The Shaw Centre for the Salish Sea has a touch tank where visitors can get up close and personal with Salish Sea creatures. Photo courtesy Sidney BIA.
Discover the Salish Sea’s biodiversity
The Shaw Centre for the Salish Sea is a local aquarium and educational centre that’s plenty of fun for both kids and adults. The centre has more than 3,500 local marine creatures, and each of the aquarium’s 30 tanks represents a different habitat or ecosystem, such as a rocky shore or a surge channel. Highlights here include visiting the aquarium’s largest (yet temporary) critter — a giant Pacific octopus named Olive — then getting up close to creatures in the touch tank. Leah Thorpe, the aquarium’s director of operations, also advises first-time visitors to explore the rotating exhibit space. “Currently, that space features a pocket gallery exhibit from the Royal BC Museum,” says Thorpe. “It’s all about tsunami debris from the 2011 earthquake in Japan and the marine species that have made their way over to our coast by hitching a ride on that debris.”
Victoria Distillers’ notable indigo-hued gin. Photo courtesy Victoria Distillers.

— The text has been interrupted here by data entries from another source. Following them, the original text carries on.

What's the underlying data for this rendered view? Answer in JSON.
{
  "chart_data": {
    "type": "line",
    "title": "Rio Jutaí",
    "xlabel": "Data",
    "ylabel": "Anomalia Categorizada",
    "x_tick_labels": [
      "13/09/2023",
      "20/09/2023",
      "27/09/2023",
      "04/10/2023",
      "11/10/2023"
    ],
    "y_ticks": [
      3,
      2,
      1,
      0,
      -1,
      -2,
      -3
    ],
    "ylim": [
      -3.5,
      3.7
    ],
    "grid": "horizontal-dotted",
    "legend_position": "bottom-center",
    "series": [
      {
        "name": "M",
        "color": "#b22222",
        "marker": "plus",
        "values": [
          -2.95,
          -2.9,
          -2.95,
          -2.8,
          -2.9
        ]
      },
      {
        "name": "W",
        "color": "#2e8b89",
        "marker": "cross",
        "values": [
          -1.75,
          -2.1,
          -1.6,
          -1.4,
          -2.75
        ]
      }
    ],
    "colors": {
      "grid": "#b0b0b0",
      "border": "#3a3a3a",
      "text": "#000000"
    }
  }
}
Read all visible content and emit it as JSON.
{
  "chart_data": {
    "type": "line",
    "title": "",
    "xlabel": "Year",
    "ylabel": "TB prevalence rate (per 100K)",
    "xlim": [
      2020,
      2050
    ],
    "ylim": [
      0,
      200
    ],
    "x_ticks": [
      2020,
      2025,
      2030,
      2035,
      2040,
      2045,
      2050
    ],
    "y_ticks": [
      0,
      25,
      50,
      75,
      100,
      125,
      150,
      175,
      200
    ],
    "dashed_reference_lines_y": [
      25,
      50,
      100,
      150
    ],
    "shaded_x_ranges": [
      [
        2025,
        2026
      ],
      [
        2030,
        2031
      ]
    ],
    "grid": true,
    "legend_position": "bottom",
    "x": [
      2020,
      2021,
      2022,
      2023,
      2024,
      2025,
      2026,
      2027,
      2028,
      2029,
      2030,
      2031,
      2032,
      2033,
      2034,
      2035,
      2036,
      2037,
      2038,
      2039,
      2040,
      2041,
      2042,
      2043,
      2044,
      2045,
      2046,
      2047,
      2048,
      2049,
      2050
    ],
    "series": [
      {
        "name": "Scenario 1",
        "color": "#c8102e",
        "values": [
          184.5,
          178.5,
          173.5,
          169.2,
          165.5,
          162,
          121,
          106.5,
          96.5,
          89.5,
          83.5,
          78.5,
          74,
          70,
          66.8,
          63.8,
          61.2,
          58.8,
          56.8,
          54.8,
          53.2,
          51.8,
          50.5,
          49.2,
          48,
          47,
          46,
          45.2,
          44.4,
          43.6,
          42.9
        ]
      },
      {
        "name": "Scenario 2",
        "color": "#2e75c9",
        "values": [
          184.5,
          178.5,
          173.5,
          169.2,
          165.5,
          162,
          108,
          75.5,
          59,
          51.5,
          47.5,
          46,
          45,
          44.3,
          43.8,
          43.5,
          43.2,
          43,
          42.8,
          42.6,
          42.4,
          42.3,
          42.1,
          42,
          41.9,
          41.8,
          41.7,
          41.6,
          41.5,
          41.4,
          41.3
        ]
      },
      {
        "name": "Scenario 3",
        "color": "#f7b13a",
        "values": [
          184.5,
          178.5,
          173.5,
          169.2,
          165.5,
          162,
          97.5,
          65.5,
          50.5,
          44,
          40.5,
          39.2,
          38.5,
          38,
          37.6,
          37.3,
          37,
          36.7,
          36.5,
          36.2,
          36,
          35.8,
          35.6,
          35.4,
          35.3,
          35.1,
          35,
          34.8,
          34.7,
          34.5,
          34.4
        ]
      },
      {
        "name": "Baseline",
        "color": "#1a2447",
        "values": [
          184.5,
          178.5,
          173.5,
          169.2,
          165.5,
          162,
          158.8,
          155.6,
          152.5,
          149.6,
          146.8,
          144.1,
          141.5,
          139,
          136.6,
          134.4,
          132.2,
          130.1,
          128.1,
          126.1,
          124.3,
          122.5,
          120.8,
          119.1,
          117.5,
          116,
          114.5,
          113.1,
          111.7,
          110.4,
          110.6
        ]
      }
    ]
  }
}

Tour a local distillery and sip on indigo gin
Though Victoria Distillers has been making its distinct gins for a decade now, the craft distillery moved to its new, modern location just down the pathway from the Sidney Pier in 2016. Plan to take the 45-minute tour and tasting, where you’ll get a behind-the-scenes glimpse into the facility’s distilling process. The tour wraps up with a spirit flight where you can sample a selection of spirits. For those looking to sip something a little different, try the distillery’s distinctive indigo gin. “We took inspiration from Victoria’s iconic Fairmont Empress Hotel in creating our Empress 1908 Gin,” says Tomás Dosil, the distillery’s hospitality and experience manager.
Learn a little local history while taking a stroll
Just across the Patricia Bay Highway from downtown Sidney is the Victoria International Airport, and around the airport’s perimeter is a popular walking and cycling path known as the Flight Path. Paved and relatively flat, the 9.3-kilometre trail is a safe and accessible path for hikers and cyclists of all abilities. Expect to see gorgeous views of the Saanich Peninsula and be sure to stop to read the educational signage that dots the trail — it’ll give you insight into the area’s military history, aviation history and geography. If you’re feeling really energetic, continue on to the Lochside Trail; this trail links to the Flight Path at Beacon Avenue and is a safe and scenic way for cyclists to continue the five kilometres north to Swartz Bay or south into downtown Victoria.